Artigo Acesso aberto Revisado por pares

Managing pollutant inputs from pastoral dairy farming to maintain water quality of a lake in a high-rainfall catchment

2013; CSIRO Publishing; Volume: 64; Issue: 5 Linguagem: Inglês

10.1071/mf12296

ISSN

1448-6059

Autores

Robert J. Wilcock, R. M. Monaghan, R. W. McDowell, Piet Verburg, Jonny Horrox, Catherine Chagué‐Goff, Maurice J. Duncan, Alison Rutherford, Gil Zemansky, Mike R. Scarsbrook, Aslan E. Wright‐Stow, Clive Howard‐Williams, Sue Cotton,

Tópico(s)

Soil erosion and sediment transport

Resumo

A study (2004–11) of a dairy catchment stream entering an oligotrophic lake in an area of very high rainfall (~5 m year–1) yielded median concentrations of total nitrogen (TN), total phosphorus (TP), suspended sediment (SS) and Escherichia coli (E. coli) of 0.584, 0.074 and 3.7 g m–3, and 405/100 mL (most probable number method), respectively.
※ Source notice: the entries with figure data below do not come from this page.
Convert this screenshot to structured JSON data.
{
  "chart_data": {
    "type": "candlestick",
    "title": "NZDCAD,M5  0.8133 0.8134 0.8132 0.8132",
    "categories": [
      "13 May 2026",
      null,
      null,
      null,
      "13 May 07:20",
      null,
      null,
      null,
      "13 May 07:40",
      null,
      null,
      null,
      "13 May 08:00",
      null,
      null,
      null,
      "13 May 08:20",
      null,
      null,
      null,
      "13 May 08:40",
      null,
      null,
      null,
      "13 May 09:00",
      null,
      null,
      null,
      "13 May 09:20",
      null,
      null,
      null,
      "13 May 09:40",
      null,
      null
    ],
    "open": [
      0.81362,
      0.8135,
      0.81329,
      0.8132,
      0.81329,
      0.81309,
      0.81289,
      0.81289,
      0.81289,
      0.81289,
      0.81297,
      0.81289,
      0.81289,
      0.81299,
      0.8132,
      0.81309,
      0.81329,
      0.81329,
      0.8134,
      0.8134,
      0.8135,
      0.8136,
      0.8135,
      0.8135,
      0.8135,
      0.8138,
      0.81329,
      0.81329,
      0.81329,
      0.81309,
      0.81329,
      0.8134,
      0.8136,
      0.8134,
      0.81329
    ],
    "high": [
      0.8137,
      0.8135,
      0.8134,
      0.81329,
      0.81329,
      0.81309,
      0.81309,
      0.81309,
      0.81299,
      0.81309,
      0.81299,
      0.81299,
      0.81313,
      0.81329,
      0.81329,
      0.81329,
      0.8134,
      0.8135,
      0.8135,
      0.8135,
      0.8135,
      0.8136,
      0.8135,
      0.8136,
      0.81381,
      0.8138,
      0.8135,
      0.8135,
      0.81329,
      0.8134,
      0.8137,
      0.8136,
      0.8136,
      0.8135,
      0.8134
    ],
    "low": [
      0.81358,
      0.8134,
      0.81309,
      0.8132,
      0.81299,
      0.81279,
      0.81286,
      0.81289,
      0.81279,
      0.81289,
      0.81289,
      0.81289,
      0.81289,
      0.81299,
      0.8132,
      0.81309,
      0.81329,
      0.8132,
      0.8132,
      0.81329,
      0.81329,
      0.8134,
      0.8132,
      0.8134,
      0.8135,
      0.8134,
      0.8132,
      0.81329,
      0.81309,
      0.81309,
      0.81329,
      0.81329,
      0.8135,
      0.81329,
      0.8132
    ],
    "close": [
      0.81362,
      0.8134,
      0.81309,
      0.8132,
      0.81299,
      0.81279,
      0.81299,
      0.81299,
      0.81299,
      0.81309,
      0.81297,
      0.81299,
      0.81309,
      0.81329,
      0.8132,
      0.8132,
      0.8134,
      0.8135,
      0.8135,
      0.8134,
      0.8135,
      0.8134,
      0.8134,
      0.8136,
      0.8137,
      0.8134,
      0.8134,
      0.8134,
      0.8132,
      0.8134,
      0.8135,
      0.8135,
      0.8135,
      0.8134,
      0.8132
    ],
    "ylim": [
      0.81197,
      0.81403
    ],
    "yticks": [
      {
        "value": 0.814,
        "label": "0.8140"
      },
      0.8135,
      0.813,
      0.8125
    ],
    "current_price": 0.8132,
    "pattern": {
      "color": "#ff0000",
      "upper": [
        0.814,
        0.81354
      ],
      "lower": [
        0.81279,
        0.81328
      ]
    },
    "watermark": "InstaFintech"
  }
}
Trend analysis indicated significant (P < 0.01) decreases for TN (–0.08 ± 0.02 g m–3 year–1), TP (–0.01 ± 0.005 g m–3 year–1) and SS (–0.45 ± 0.14 g m–3 year–1) and were partly attributable to improved exclusion of cattle from the stream. Water balance calculations indicated that approximately one-half the rainfall left as deep drainage that by-passed catchment outlet flow recorders. Estimates of catchment yields for TN were improved by taking into account groundwater hydrology and concentrations from well samples. Storm-flow monitoring inflows exceeding the 97.5th percentile contributed ~40% of total loads leaving the catchment so that specific yields for SS, TN and TP augmented by groundwater inputs and storm flows were ~960, 45 and 7 kg ha–1 year–1, respectively. These compared well with modelled results for losses from dairy farms in the catchment of 40–60 kg N ha–1 year–1 and 5–6 kg P ha–1 year–1 and indicated that attenuation losses were relatively small.